Davis has been working closely with the Army Corps of Engineers, which will oversee federal participation in the project.

Davis said he learned last week the Corps is authorized to begin drawing on the $117 million, which is restricted to use on the east side of the Cedar River.

Davis noted completing the west side remains a priority, and segments will continue, including a levee in Czech Village, at the same time as east side work, although the east side section likely will be completed more quickly.

“They want the east side done in less than 10 years, that’s their goal,” Davis said. “But I don’t want to give the impression that all the emphasis is on the east side.
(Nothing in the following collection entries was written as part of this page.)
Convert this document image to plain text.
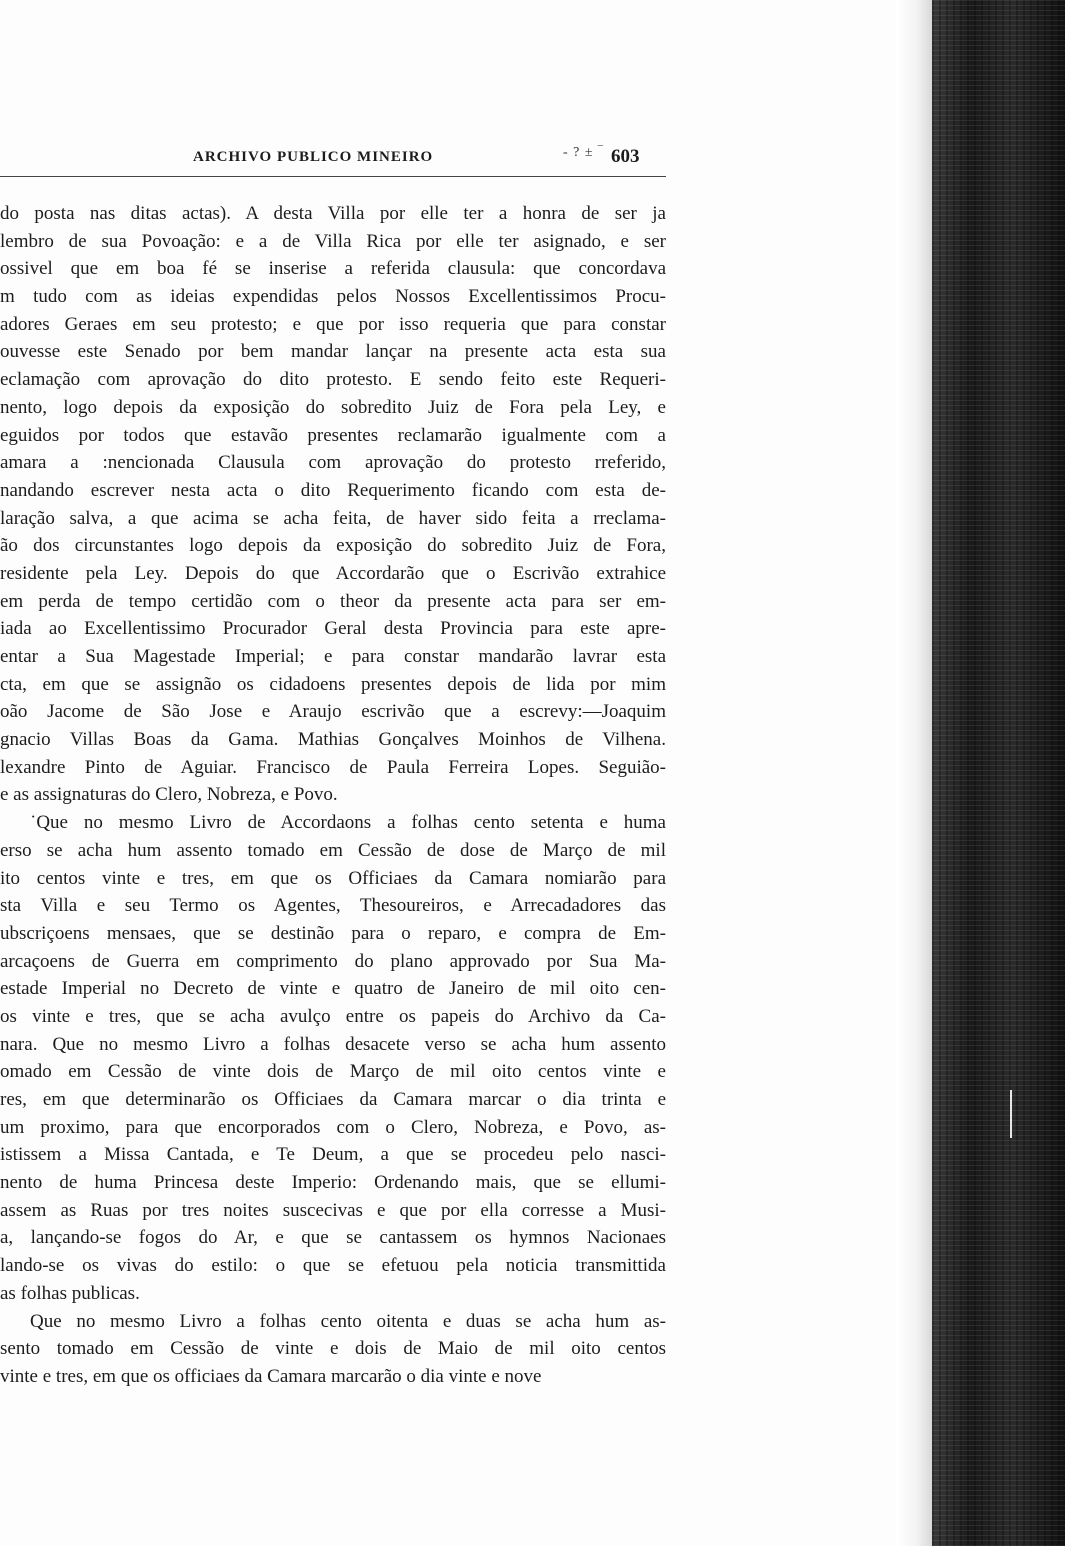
ARCHIVO PUBLICO MINEIRO	- ? ± ‾ 603
do posta nas ditas actas). A desta Villa por elle ter a honra de ser ja
lembro de sua Povoação: e a de Villa Rica por elle ter asignado, e ser
ossivel que em boa fé se inserise a referida clausula: que concordava
m tudo com as ideias expendidas pelos Nossos Excellentissimos Procu-
adores Geraes em seu protesto; e que por isso requeria que para constar
ouvesse este Senado por bem mandar lançar na presente acta esta sua
eclamação com aprovação do dito protesto. E sendo feito este Requeri-
nento, logo depois da exposição do sobredito Juiz de Fora pela Ley, e
eguidos por todos que estavão presentes reclamarão igualmente com a
amara a :nencionada Clausula com aprovação do protesto rreferido,
nandando escrever nesta acta o dito Requerimento ficando com esta de-
laração salva, a que acima se acha feita, de haver sido feita a rreclama-
ão dos circunstantes logo depois da exposição do sobredito Juiz de Fora,
residente pela Ley. Depois do que Accordarão que o Escrivão extrahice
em perda de tempo certidão com o theor da presente acta para ser em-
iada ao Excellentissimo Procurador Geral desta Provincia para este apre-
entar a Sua Magestade Imperial; e para constar mandarão lavrar esta
cta, em que se assignão os cidadoens presentes depois de lida por mim
oão Jacome de São Jose e Araujo escrivão que a escrevy:—Joaquim
gnacio Villas Boas da Gama. Mathias Gonçalves Moinhos de Vilhena.
lexandre Pinto de Aguiar. Francisco de Paula Ferreira Lopes. Seguião-
e as assignaturas do Clero, Nobreza, e Povo.
˙Que no mesmo Livro de Accordaons a folhas cento setenta e huma
erso se acha hum assento tomado em Cessão de dose de Março de mil
ito centos vinte e tres, em que os Officiaes da Camara nomiarão para
sta Villa e seu Termo os Agentes, Thesoureiros, e Arrecadadores das
ubscriçoens mensaes, que se destinão para o reparo, e compra de Em-
arcaçoens de Guerra em comprimento do plano approvado por Sua Ma-
estade Imperial no Decreto de vinte e quatro de Janeiro de mil oito cen-
os vinte e tres, que se acha avulço entre os papeis do Archivo da Ca-
nara. Que no mesmo Livro a folhas desacete verso se acha hum assento
omado em Cessão de vinte dois de Março de mil oito centos vinte e
res, em que determinarão os Officiaes da Camara marcar o dia trinta e
um proximo, para que encorporados com o Clero, Nobreza, e Povo, as-
istissem a Missa Cantada, e Te Deum, a que se procedeu pelo nasci-
nento de huma Princesa deste Imperio: Ordenando mais, que se ellumi-
assem as Ruas por tres noites suscecivas e que por ella corresse a Musi-
a, lançando-se fogos do Ar, e que se cantassem os hymnos Nacionaes
lando-se os vivas do estilo: o que se efetuou pela noticia transmittida
as folhas publicas.
Que no mesmo Livro a folhas cento oitenta e duas se acha hum as-
sento tomado em Cessão de vinte e dois de Maio de mil oito centos
vinte e tres, em que os officiaes da Camara marcarão o dia vinte e nove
The city still is following through on the west side.”

The faster pace of work on the east side could worsen the impact of flood events on the west side.

Because of that, the city may reprioritize the order of westside construction — such as moving up the segment near McGrath Amphitheatre — to mitigate flood impact.

The city and the Corps plan to divvy up design responsibilities with the Corps taking lead on north and south segments of the flood control system while the city would lead the downtown area, he said. The Corps would manage the majority of construction, although the city still would have a handful of contracts, he said.

The hope is the first construction projects using the money would begin in the second half of 2019.

The likely first two candidates would be a levee from the CRANDIC rail line near Ninth Avenue SE to 12th Avenue SE and a gate on 16th Avenue SE, Davis said.